EL SANTO CÁLIZ
DE LA CENA
SANTO GRIAL
VENERADO EN LA CATEDRAL DE VALENCIA (VIII)
Manuel Sánchez
Navarrete
Valencia 1994
San Juan de la Peña
El origen de
este Monasterio se confunde con el del pueblo aragonés y se diluye entre
preciosas leyendas y tradiciones que enmarcan la verdad de su nacimiento.
Se encuentra en
el valle oscense de Atarés, a 16 kilómetros de la frontera francesa, a 30 de
Jaca y a 82 de Huesca, en un escondido rincón dentro de una cueva rocosa de la
sierra prepirenaica de San Juan, en el que el ánimo se sobrecoge ante la
monumentalidad de la naturaleza y el espíritu se maravilla frente a la
contemplación de aquella creación arquitectónica del siglo XI, exponente
insuperable del estilo románico en armoniosa conjunción con primorosas muestras
del mozárabe, del bizantino y del gótico.
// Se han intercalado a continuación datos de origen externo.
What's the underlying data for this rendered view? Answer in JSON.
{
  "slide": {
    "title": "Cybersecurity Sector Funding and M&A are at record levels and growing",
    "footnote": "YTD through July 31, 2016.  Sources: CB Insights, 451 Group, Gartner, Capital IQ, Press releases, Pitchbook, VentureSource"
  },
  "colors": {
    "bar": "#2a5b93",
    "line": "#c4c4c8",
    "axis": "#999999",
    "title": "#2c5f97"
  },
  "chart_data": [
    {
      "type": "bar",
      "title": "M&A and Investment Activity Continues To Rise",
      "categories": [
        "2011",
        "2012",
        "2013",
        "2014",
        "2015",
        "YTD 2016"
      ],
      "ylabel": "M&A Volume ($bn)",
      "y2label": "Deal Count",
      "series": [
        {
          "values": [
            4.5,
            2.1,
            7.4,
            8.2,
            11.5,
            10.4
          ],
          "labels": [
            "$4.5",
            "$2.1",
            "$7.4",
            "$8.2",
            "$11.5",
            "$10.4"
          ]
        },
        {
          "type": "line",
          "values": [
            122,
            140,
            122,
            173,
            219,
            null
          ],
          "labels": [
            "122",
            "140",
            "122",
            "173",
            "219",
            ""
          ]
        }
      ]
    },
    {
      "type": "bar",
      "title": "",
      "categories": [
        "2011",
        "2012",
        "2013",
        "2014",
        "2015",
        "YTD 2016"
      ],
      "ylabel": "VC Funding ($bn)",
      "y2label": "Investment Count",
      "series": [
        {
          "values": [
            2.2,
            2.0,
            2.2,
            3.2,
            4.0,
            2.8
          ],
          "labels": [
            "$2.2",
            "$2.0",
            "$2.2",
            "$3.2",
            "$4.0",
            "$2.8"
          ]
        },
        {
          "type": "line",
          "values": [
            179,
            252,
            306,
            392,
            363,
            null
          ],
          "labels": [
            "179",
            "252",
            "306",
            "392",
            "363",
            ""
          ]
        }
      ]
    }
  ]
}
Fue declarado Monumento Nacional en
el año 1889, por sus valores artísticos, y honrado, en 1920, con el título de
Sitio Nacional, por su glorioso pasado.
La tradición nos
lo presenta así:
Era hacia finales
del siglo VIII. Vivían en Cesaraugusta, hoy Zaragoza, dos jóvenes cristianos
muy aficionados a la caza, llamados Voto y Félix. Un día, Voto se hallaba
cazando sobre brioso caballo y corría por los intrincados caminos del bosque de
la planicie de San Indalecio, cuando, persiguiendo en vertiginosa carrera a un
hermoso ciervo, llegó al borde mismo del corte vertical de la inmensa roca que
en la cima del monte Pano vemos hoy constituye la bóveda que cobija la cueva
del Monasterio antiguo. Ante el inminente peligro, el espantado joven invocó el
nombre de San Juan Bautista, y el milagro se hizo; mientras el ciervo moría
despedazado contra el suelo en el fondo del abismo, el caballo se detenía
rígido en el último instante al borde mismo del precipicio. Se había salvado.
Al espanto
siguió la curiosidad. En pos del hallazgo del indudablemente destrozado ciervo,
reparó en una casi invisible senda que, serpenteando entre la espesa maleza, le
condujo hasta una profunda cueva medio oculta entre el follaje, que a su vez
cobijaba una pequeña ermita dedicada a San Juan Bautista, y también los restos
incorruptos de un venerable anciano ermitaño, llamado Juan de Atarés, reclinada
su cabeza sobre una piedra en la que una inscripción mencionaba su nombre. Tras
dar sepultura al ermitaño y sintiendo la llamada de Dios, regresó Voto a la
ciudad, convenció a su hermano Félix, vendieron sus bienes cuyo producto
destinaron a ayudar a los pobres y a redimir cautivos, tras lo que ambos
pasaron a recluirse definitivamente, dispuestos a emprender la vida eremita
entre aquellas agrestes soledades, al amparo de la cueva de Juan de Atarés. La Crónica de San Juan de la Peña nos añade
que «muertos aquestos sanctos hombres, vinieron otros dos hombres de buena vida
de los cuales el uno sera clamado Benedicto, et lo otro Marthelo, los quales
siguieron las pisadas de los otros sanctos hombres qui avían servido a Dios en
aquesti lugar».
Luego, la
historia, a caballo muchas veces entre la tradición y la leyenda, nos dirá que,
tras la invasión musulmana, fueron las fragosidades de los Pirineos refugio
natural de las huestes cristianas fugitivas y lugar propicio para el nacimiento
de santuarios y monasterios, asilo de prelados y de caudillos, y focos de
espiritualidad y de tradición, de donde habían de partir los primeros impulsos
reconquistadores en esa alta Edad Media que aparece ante nosotros entre
tinieblas y cubierta con el ropaje de las leyendas. En la historia de San Juan
de la Peña, superior a todas, se confunde su origen con el del pueblo aragonés,
y, como un poema, aparece grandioso.
Se sabe con
certeza que, a raíz de la invasión musulmana, fue precisamente por los
alrededores de donde el anacoreta Juan vivía su fervoroso misticismo, donde
surgió el primer foco de resistencia contra la invasión musulmana. Corría el
año 718 y se habla de unos trescientos guerreros cristianos los que intentaron
hacerse fuertes en la fortaleza de Pano, situada en la parte más elevada de la
sierra de la Peña, donde aún puede señalarse el lugar que ocupara el poblado.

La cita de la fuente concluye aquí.